またうっかり床で寝たけど、
今のうちに書いておかなければの方を…!
いちおう創作者なんでね!
一昨日あたりから見かけるこの話題、
元はBLドラマの宣伝かなんかなのかな。
商業BLの中で長年お決まりだったが近年は淘汰されてきた「俺は男が好きなんじゃなくてお前が好き」という、同性愛を関係成立条件から消すことでマジョリティに受け入れやすくするレトリックを、令和でドラマにする際になぜ復活(例:男性同士ではあるが人間ドラマ)させるんや…という思いは常にある
— さぼん (@sabon_b_l) 2026年5月25日
これを見て、ん?ちょっとこう、
云わんとすることは分かるけど何か違う、というのを、
言語化上手の民が上手いことしてくれまして。
"女性"向けの"ラブロマンス"というジャンル自体が「女(女体)だから好きなんじゃなくてお前(人格)が好き」という「夢」を需要にしている部分もあるのでは?
— ワク(SQ読み次第ネタバレ) (@koikuchin) 2026年5月26日
異性カップルでも「(性別やその他の"括り")ではなく"あなたが"好き」の話をしていないか?

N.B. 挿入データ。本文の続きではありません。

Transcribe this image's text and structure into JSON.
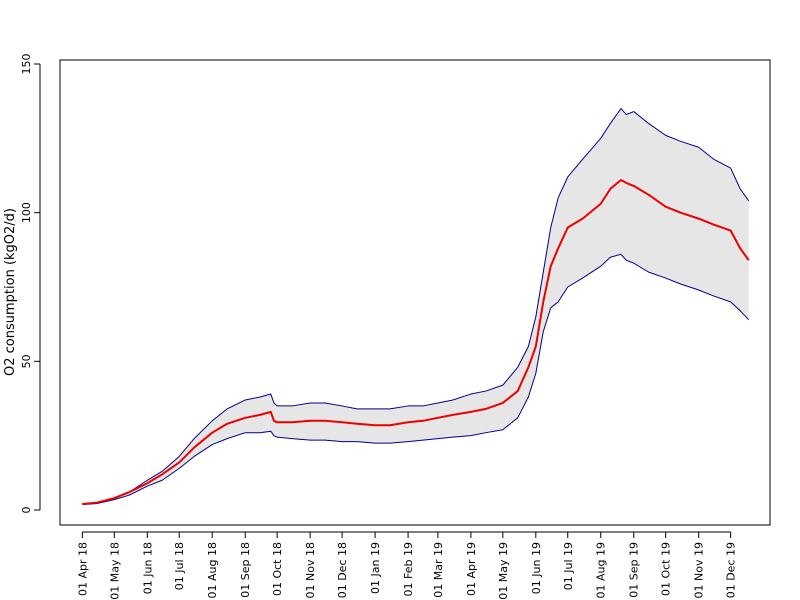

美女と野獣というか…メサイアコンプレックスというか https://t.co/hwyiTnSVBt
そうそう、元々は美女と野獣なんだよ、構造は。
「器ではなく中身が好き」という話で、
元々「女性向け」の恋愛ものの王道だった。
それをわざわざ「同性愛ではなく人間ドラマ」と
宣伝してしまうところに引っかかる人が出るのは、
BLが同性愛を含む現代ならではじゃないかなというか。
意訳すると、「俺は男じゃなく〜」の部分は、
「ゲイじゃないのに男を好きになった」ではなくて、
「これは性欲ではなく純愛です」なんだよね。
そもそも『BL』って今じゃ一大ジャンルだけど、
私がこの道を知った頃は、まだ『JUNE』として
認知されていたジャンルから生まれた新しいモノ、
だった気がする…四半世紀以上前だからちょっと不安…
(古くは「やおい」と言われていたはず)
(きっとそういう論文書いてる方いそうw)
本来、同性愛とは別物なんだよね、JUNEもBLも。
もちろん、作品中に同性愛者が登場していたり、
主軸に据えている作品もあっただろうけど、
そもそもJUNE/BLが、
恋愛に『性』を持ち込みたくないから発生したモノ
だからさ、性的嗜好本来関係ない、大雑把に言えば。
んで、例の台詞の発祥としてはこれだと思うんだ。
これBLだからじゃなくて、読者が女性だから出てくる表現なんだと思う
— 発達に振り回される社不ちゃん (@adhd_sf) 2026年5月26日
女は“手近な獲得可能そうな女である”というだけで言い寄られた経験がある人が多いため、“女or男だからではなく貴方だから好きである”“誰でもじゃなく貴方がいい”という言葉にロマンスを感じているのではないの https://t.co/s14xUUfkY8
で、おそらくここに行き着く。
つまり「貴方であれば性別は関係ない」は女性視点で見れば「性別が女なら誰でもいい(女をあてがえ)」という女性差別へのカウンターなんだよね。同性愛者を巻き込まないで異性愛で描けばいい、と思う人もいるだろうけどヒロインが女性である限り性別要素が消せないのは確かでさ…。 https://t.co/MxxLbRn1Wc
— その (@sono_nemu) 2026年5月28日
そして、性を漂白したくて始まった世界と思うと、
性描写がそもそもファンタジーにもなるし、
逆にそこに需要が出るのもファンタジーなればこそ。
(有り体に云えば妊娠しないからねー)
え、BLってR18デフォなエロ全盛の世界では?
というのは平成中期以降だと思います。
(なお、そこを別方向に「性」を肯定的に扱うために
クリアしちゃうのがオメガバ、という理解、ちょい雑)
ただもう時代は令和、建前だったとしても
「クィアが特殊な存在ではなくなった」
現在では、「男(女)だからじゃなく」の部分は
あまりに無神経になった。それはそう。
BLは、実在するクィアを無視して消費している、
と言われてしまうのも仕方がなくなってしまった。
(ここで、男性向けの百合はどうなんだ、
というのは全然守備範囲外だからわからんのですが…
あれは「性」を漂白した世界が発端なんだろうか?)
JUNE/BLの来歴を知る人も少なくなって、
「BLは同性愛とはまったくの別物なので
混同しないでください」という主張は
最近じゃ通らないんだろうなーという感想でした。